22nd February 2017
Digital Drugs: there is no scientific evidence that they cause addiction
Digital drugs, more accurately called binaural beats, are sounds that are thought to be capable of changing brain wave patterns and inducing an altered state of consciousness similar to that effected by taking drugs or achieving a deep state of meditation.
Binaural beats occur when two tones with slightly different frequencies are played together. Without headphones, the slight difference in the two frequencies is perceived by the listener as a single tone that wavers slightly. With headphones, however, the two tones are isolated and the listener hears each frequency clearly in a different ear. As the brain processes the two tones, it must take into account the slight difference between the frequencies. To the listener, this difference is perceived as rhythmic beats inside the head.
The brain processes rhythmic stimulus as electrical impulses. The goal of digital drugs is to purposely control the electrical impulses and encourage the listener’s brain to synchronize its brain waves with the binaural beats. This synchronization, which is achieved by selecting binaural tones within a particular frequency level, is called Frequency Following Response (FFF) and is part of a concept called entrainment. Entrainment, the synchronization of one biological rhythm to another, is not a new concept. It forms the basis for many types of meditation and medical bio-feedback.
The effect of digital drugs are just a myth according to Dr. Qassem Amer, the head of the Statistical Division of the Sharjah Police Research Center (UAE).

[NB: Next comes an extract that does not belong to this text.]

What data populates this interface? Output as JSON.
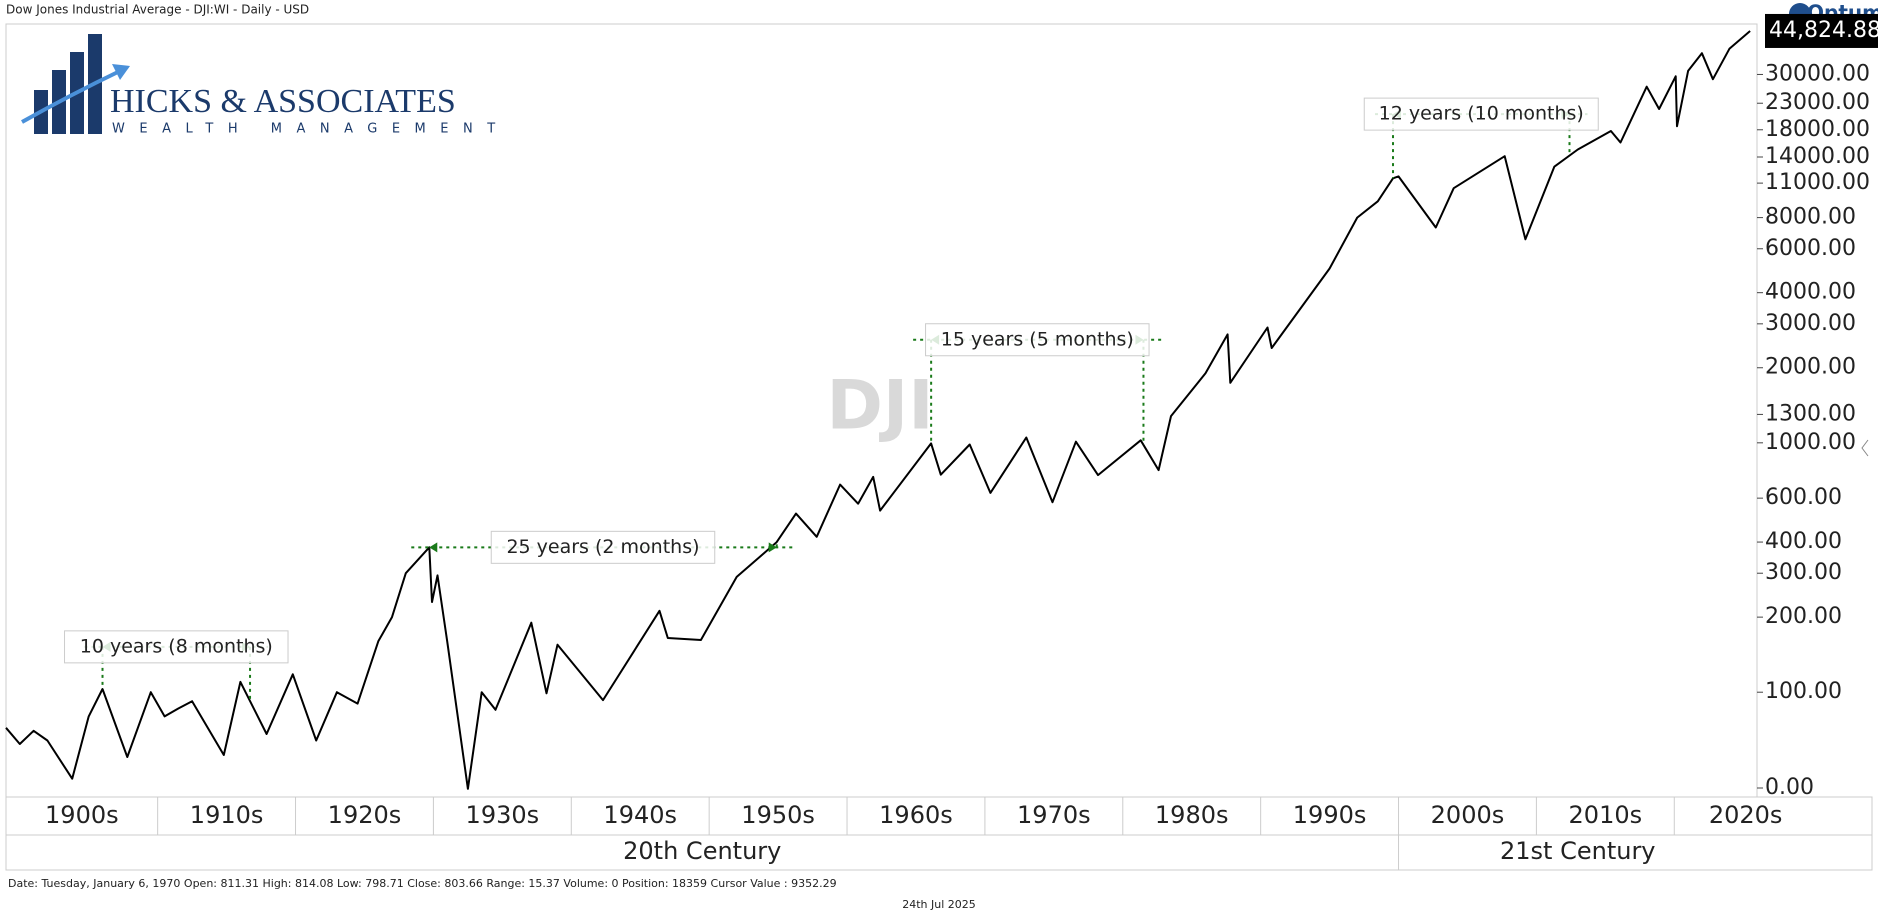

In a lecture that he gave on Saturday as part of the Sharjah International Book Fair's Cultural Program, Dr. Amer said that there is no scientific evidence regarding the negative effects of Digital Drugs or the fact that they cause any form of addiction.
"The assumption is that the brain responds to two frequencies entering from the left and right ear in a way that stimulates it and in doing so creating the illusion of an altered state of mind that is similar to the state of mind that follows drugs consumption," he said, adding that international research shows that marketing strategy of these websites include telling users that they must follow a list of instructions including drinking water before listening to the beats to give the illusion of authenticity.
"The prices of these audio tracks range from $3 to $30 and some websites claim that they can create a customized track based on your needs but of course the price is higher, around $100," he said.
Dr. Amer explained that even though videos on the internet show young people going through moments of ecstasy and showing an acceleration in their breath and heart beats, in reality this is not true. He explained that in order to feel any effect, the person needs to be already consuming drugs.
However, historically binaural beats were used to treat certain conditions such as mild depression and anxiety, he explained. He added that the UAE Ministry of Health does not consider digital drugs as real drugs. "The real danger of digital drugs is that young people would be tempted to try real drugs," he said.
At brief, Digital Drugs are just a myth and the UN did not consider even researching it in any of its scientific meetings or world policy meetings.